Latest update January 29th, 2025 1:18 PM
Apr 05, 2009 Editorial
This Wednesday and Thursday, more than eighteen thousand of our “eleven-plus” children – and some admirable exceptions – will be writing their “Sixth Grade Assessment Examinations”. This annual rite of passage, which replaced the venerable “Common Entrance”, is a landmark event that has been given a very prominent place in our national psyche. This is at it should be: for our nation, the graduates of this “Assessment” represent our collective hope, our future.
The most valuable resource of any country is not its gold or diamonds or its factories but its people. But like all resources, it is now accepted that they must be developed for them – and the society they collectively constitute – to achieve their innate potential. Education is what develops our people resource: not necessarily the narrow cramming of facts and figures or the churning out of bodies to become cogs of industrial production but the creation of individuals who can best fulfil their inalienable humanity. And it is on this profound truth we wish to comment.
In preparing our citizens for living more fulfilling lives, governments utilise the educational system and strive to include in the curriculum and in its teaching practice, those forms of knowledge and methodologies that are in accordance with the ethos of the society. We must reiterate, as we have done in the past, that in the primary school level that we are examining today, we have a curriculum that we can all be proud. It encompasses not just the three “R’s” – reading, ‘riting and ‘rithmetic – but a very comprehensive coverage of a wide range of topics covered under the rubric of “Social Studies and Science”.
We are willing to hazard that if any adult today were to thoroughly go through the knowledge base that is required nowadays to pass the Sixth Grade Assessment Examination, that individual would be well prepared to deal with most of the encounters in everyday life. Topics such as governance, geography, the human body, morals, solar system, etc skim just the surface of the curriculum – in addition, of course to the mathematics that is vital for survival in the modern world. Most interesting, it has been decided that knowledge of cricket is necessary for the educated Guyanese – and we could not agree more.
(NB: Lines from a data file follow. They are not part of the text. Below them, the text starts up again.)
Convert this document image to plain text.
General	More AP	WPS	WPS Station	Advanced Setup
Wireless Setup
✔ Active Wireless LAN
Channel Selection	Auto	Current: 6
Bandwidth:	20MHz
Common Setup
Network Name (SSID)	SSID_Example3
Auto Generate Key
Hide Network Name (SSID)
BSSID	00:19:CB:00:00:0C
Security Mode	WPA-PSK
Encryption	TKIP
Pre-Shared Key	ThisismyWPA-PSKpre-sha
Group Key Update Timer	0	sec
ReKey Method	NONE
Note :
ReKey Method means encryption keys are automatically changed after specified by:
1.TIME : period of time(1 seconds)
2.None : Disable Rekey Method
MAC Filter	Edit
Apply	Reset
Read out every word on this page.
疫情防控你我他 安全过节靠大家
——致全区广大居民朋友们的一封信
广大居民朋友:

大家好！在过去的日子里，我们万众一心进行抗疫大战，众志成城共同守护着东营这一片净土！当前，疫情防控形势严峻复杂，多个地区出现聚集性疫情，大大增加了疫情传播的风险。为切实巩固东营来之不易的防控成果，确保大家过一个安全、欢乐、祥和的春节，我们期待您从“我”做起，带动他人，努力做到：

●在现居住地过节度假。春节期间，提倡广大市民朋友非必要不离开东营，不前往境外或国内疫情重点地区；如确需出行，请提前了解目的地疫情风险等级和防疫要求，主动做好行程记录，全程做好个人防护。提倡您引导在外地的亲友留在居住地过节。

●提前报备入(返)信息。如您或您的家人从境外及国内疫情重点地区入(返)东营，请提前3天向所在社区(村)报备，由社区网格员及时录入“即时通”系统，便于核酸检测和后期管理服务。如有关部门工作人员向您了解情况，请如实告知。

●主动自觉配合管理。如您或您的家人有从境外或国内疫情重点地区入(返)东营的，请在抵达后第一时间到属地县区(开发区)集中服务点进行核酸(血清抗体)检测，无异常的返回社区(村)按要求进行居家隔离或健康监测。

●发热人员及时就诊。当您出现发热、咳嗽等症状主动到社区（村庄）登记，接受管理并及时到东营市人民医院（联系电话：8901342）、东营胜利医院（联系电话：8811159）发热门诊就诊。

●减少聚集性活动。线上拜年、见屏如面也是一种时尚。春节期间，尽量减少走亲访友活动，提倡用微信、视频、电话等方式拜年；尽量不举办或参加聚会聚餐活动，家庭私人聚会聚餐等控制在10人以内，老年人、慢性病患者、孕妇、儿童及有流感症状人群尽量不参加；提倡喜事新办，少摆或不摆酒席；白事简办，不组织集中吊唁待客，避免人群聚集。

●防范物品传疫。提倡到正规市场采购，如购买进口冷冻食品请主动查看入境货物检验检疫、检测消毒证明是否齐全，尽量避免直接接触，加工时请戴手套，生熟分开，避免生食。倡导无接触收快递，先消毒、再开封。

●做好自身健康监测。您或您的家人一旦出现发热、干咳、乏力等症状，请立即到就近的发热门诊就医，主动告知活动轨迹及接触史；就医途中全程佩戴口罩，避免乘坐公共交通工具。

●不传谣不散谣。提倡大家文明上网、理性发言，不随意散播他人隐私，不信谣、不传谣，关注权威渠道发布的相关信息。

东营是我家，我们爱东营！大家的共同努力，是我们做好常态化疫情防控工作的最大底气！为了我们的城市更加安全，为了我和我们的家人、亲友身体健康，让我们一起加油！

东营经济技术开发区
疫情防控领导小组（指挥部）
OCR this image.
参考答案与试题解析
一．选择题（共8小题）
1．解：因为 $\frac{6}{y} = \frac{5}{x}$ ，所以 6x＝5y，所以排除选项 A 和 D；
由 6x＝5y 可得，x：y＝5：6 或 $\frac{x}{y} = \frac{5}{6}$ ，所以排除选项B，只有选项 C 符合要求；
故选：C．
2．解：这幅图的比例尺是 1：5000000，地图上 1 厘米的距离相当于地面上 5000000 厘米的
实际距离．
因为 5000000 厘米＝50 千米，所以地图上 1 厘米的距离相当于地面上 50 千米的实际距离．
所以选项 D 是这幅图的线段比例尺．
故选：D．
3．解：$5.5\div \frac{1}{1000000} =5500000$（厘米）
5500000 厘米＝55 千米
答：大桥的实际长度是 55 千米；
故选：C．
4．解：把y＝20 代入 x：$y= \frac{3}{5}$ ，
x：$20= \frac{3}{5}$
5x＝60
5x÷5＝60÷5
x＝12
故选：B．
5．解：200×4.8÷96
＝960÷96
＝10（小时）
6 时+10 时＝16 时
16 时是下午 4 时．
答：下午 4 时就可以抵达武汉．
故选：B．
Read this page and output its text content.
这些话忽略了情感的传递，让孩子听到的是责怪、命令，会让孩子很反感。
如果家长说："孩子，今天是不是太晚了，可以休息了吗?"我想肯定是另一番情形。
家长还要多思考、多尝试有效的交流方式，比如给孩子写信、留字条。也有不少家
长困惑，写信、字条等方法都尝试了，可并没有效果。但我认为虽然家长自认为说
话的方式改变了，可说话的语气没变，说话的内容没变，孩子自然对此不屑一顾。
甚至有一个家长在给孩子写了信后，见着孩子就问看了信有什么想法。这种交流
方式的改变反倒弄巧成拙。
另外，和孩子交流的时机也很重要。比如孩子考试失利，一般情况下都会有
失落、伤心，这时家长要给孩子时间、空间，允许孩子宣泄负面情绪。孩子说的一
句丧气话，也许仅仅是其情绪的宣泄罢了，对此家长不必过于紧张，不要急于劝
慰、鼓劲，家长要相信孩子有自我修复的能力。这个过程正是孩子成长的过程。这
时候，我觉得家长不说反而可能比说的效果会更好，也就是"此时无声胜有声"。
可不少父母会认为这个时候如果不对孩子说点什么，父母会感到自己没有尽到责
The Ministry of Education, in explaining the change from “Common Entrance” to “Assessments” in the second, fourth and sixth grades, pointed out that there is a world of difference between “tests” and “assessments”. We all need to consider the distinction – especially some of our older educators. The focus of the “assessments” is just that – to assess the child’s developmental progress as he or she passes through the educational system in the crucial early years.
The goal is to detect aptitudes that can be nurtured or problems that can be addressed from the earliest phases. The system envisages an iterative loop that constantly monitors and encourages the children’s development.
This is totally unlike the previous system in which the children are prepared – literally; note the objectification of the process – to pass “tests” by filling his brain with answers that “test” no more than their power of mental retention. Cramming and more cramming is the methodology for success under this dispensation.
The children who are proficient in this single attribute – mental retention – are adjudged as the crème de la crème and given a free pass to success by gaining entry to the elite schools where the self-fulfilling prophecy is consummated. The others are dubbed “failures” and are dumped into substandard schools to survive until they are sixteen.
There are unfortunately too many educators/teachers and parents who are not au fait with the new system. In addition to working diligently to teach old dogs new tricks, the Ministry is churning out teachers who hopefully will “get with the system”. In addition to becoming more rounded human beings, this new system will produce creative thinkers and not reflexive imitators. We will all be the better for this. We wish all our Sixth Grade students the very best in their “Assessments”.